Wednesday, September 7, 2016

Republicans in the Board: Leadership Trumps Collective Accomplishment

Facebook is the quintessential small company with high value that are becoming more common in the modern economy. How small is small? As of December 2015, it employs 12,000. What about Google? 57,000 employees. And if we turn to the other side of the modern economy, services, we find that Walgreens has 240,000 employees – I am deliberately not showing Walgreens instead of Walmart because we all know that Walmart is a giant firm. Taking the step back into industry, the formerly dominant part of the economy, Ford Motors has 199,000 employees (again I am not picking the largest, which would be GM).

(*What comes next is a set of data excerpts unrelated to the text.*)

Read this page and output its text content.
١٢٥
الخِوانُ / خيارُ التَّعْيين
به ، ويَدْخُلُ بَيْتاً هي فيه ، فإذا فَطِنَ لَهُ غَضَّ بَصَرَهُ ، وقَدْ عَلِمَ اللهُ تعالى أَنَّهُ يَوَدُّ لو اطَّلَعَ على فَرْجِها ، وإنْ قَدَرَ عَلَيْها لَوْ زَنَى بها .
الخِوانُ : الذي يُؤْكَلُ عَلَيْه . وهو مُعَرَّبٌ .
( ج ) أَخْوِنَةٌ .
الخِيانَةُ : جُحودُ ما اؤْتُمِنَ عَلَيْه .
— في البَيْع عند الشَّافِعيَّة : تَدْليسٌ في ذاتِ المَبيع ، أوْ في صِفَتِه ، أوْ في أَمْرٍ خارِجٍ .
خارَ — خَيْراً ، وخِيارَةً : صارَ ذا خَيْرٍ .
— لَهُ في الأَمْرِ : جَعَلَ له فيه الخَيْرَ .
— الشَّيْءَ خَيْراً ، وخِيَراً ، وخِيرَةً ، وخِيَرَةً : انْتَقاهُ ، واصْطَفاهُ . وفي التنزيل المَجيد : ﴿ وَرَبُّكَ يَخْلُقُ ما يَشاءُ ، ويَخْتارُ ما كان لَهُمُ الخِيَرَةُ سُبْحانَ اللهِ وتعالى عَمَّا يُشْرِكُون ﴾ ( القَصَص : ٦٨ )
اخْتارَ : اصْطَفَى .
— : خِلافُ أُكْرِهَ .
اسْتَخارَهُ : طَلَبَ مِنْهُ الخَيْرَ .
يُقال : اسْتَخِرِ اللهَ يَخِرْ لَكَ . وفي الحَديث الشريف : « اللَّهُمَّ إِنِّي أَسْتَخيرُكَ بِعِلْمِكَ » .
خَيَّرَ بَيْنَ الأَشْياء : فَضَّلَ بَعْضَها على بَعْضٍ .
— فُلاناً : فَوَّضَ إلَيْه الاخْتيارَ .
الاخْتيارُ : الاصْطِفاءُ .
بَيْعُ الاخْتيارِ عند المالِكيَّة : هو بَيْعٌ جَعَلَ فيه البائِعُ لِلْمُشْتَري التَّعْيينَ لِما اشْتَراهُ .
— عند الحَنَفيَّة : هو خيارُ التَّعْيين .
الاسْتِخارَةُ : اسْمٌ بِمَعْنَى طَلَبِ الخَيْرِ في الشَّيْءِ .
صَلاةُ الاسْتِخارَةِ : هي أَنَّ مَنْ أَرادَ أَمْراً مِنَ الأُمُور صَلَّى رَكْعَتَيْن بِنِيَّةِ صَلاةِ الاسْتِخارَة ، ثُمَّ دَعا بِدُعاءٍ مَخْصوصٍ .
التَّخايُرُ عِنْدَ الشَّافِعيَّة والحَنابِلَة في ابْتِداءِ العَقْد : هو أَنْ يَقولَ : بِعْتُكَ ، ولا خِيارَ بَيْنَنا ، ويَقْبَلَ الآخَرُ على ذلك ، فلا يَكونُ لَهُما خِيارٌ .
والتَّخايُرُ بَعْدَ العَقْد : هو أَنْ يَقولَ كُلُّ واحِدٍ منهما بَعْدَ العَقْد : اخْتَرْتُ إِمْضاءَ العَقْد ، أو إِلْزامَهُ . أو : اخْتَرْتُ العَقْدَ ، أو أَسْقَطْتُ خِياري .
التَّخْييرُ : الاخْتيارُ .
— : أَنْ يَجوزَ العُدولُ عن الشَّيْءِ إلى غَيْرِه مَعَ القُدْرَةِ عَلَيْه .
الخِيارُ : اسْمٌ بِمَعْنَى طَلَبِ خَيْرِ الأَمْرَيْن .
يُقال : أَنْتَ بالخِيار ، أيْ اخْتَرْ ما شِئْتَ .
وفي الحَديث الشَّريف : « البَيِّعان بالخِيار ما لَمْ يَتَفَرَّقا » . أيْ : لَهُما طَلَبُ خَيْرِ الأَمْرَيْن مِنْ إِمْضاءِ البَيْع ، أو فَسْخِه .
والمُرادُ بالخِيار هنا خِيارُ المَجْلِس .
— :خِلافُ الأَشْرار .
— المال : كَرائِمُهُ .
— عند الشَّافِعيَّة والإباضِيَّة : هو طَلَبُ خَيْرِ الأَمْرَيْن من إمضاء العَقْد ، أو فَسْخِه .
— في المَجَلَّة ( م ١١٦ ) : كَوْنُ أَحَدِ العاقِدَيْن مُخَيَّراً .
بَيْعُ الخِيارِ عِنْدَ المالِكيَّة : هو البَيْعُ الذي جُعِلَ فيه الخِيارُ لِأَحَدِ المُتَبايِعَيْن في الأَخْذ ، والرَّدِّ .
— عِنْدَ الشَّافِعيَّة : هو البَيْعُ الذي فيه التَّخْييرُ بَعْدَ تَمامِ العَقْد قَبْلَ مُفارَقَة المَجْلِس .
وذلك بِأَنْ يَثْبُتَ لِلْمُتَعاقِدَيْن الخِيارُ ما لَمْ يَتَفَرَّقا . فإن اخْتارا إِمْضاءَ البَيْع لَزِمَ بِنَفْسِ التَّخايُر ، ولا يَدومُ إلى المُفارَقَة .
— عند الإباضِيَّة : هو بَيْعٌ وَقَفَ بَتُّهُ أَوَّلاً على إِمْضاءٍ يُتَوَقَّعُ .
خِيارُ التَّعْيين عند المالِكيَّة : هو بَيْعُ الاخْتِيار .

When these firms do well – or poorly – who do we credit or blame? The answer is surprisingly political. In a recent study of executive compensation published in Administrative Science Quarterly, Abhinav Gupta and Adam Wowak examine whether the different views of leadership held by Republicans and Democrats affect how Chief Executive Officers get paid. The idea is simple – members of the board of directors determine how much the CEO gets paid, and they reveal their political views through donations to the parties (naturally they can donate to none, one, or both). If the board members believe that CEOs are largely responsible for what ten to hundred thousand people do, they will pay the CEOs more on average, and they will also make the pay more sharply dependent on the company's recent performance.

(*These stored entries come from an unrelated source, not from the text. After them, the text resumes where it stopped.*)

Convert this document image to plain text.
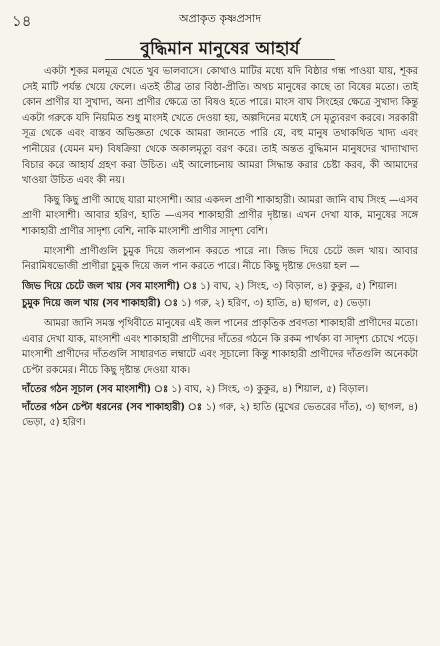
১৪	অপ্রাকৃত কৃষ্ণপ্রসাদ
বুদ্ধিমান মানুষের আহার্য

একটা শূকর মলমূত্র খেতে খুব ভালবাসে। কোথাও মাটির মধ্যে যদি বিষ্ঠার গন্ধ পাওয়া যায়, শূকর সেই মাটি পর্যন্ত খেয়ে ফেলে। এতই তীব্র তার বিষ্ঠা-প্রীতি। অথচ মানুষের কাছে তা বিষের মতো। তাই কোন প্রাণীর যা সুখাদ্য, অন্য প্রাণীর ক্ষেত্রে তা বিষও হতে পারে। মাংস বাঘ সিংহের ক্ষেত্রে সুখাদ্য কিন্তু একটা গরুকে যদি নিয়মিত শুধু মাংসই খেতে দেওয়া হয়, অল্পদিনের মধ্যেই সে মৃত্যুবরণ করবে। সরকারী সূত্র থেকে এবং বাস্তব অভিজ্ঞতা থেকে আমরা জানতে পারি যে, বহু মানুষ তথাকথিত খাদ্য এবং পানীয়ের (যেমন মদ) বিষক্রিয়া থেকে অকালমৃত্যু বরণ করে। তাই অন্তত বুদ্ধিমান মানুষদের খাদ্যাখাদ্য বিচার করে আহার্য গ্রহণ করা উচিত। এই আলোচনায় আমরা সিদ্ধান্ত করার চেষ্টা করব, কী আমাদের খাওয়া উচিত এবং কী নয়।

কিছু কিছু প্রাণী আছে যারা মাংসাশী। আর একদল প্রাণী শাকাহারী। আমরা জানি বাঘ সিংহ —এসব প্রাণী মাংসাশী। আবার হরিণ, হাতি —এসব শাকাহারী প্রাণীর দৃষ্টান্ত। এখন দেখা যাক, মানুষের সঙ্গে শাকাহারী প্রাণীর সাদৃশ্য বেশি, নাকি মাংসাশী প্রাণীর সাদৃশ্য বেশি।

মাংসাশী প্রাণীগুলি চুমুক দিয়ে জলপান করতে পারে না। জিভ দিয়ে চেটে জল খায়। আবার নিরামিষভোজী প্রাণীরা চুমুক দিয়ে জল পান করতে পারে। নীচে কিছু দৃষ্টান্ত দেওয়া হল —

জিভ দিয়ে চেটে জল খায় (সব মাংসাশী) ঃ ১) বাঘ, ২) সিংহ, ৩) বিড়াল, ৪) কুকুর, ৫) শিয়াল।
চুমুক দিয়ে জল খায় (সব শাকাহারী) ঃ ১) গরু, ২) হরিণ, ৩) হাতি, ৪) ছাগল, ৫) ভেড়া।

আমরা জানি সমস্ত পৃথিবীতে মানুষের এই জল পানের প্রাকৃতিক প্রবণতা শাকাহারী প্রাণীদের মতো। এবার দেখা যাক, মাংসাশী এবং শাকাহারী প্রাণীদের দাঁতের গঠনে কি রকম পার্থক্য বা সাদৃশ্য চোখে পড়ে। মাংসাশী প্রাণীদের দাঁতগুলি সাধারণত লম্বাটে এবং সূচালো কিন্তু শাকাহারী প্রাণীদের দাঁতগুলি অনেকটা চেপ্টা রকমের। নীচে কিছু দৃষ্টান্ত দেওয়া যাক।

দাঁতের গঠন সূচাল (সব মাংসাশী) ঃ ১) বাঘ, ২) সিংহ, ৩) কুকুর, ৪) শিয়াল, ৫) বিড়াল।
দাঁতের গঠন চেপ্টা ধরনের (সব শাকাহারী) ঃ ১) গরু, ২) হাতি (মুখের ভেতরের দাঁত), ৩) ছাগল, ৪) ভেড়া, ৫) হরিণ।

It is not a secret that Democrats attribute a lot of credit to the collective effort of workers and managers, and less to the CEO. What has become clear recently is that there is a clear authoritative streak in the Republican Party, and accordingly a tendency to credit the results to the CEO. Do the results of the study bear this out? Abundantly. A Republican dominance of a board leads to higher CEO pay. It also leads to more dependence of the CEO compensation on accounting profit and stock market value increase. Even more revealing: these relations are stronger when the analysis is limited to the compensation committee, which is the subgroup of the board that determines CEO pay (usually with the help of consultants).

So now we know that CEO pay is political, in additional to the earlier findings showing that it is customary and performance dependent. Does that make CEO pay unfair? Well, actually the answer to that is political too. Consider how you feel about this issue; it probably fits your political views in general.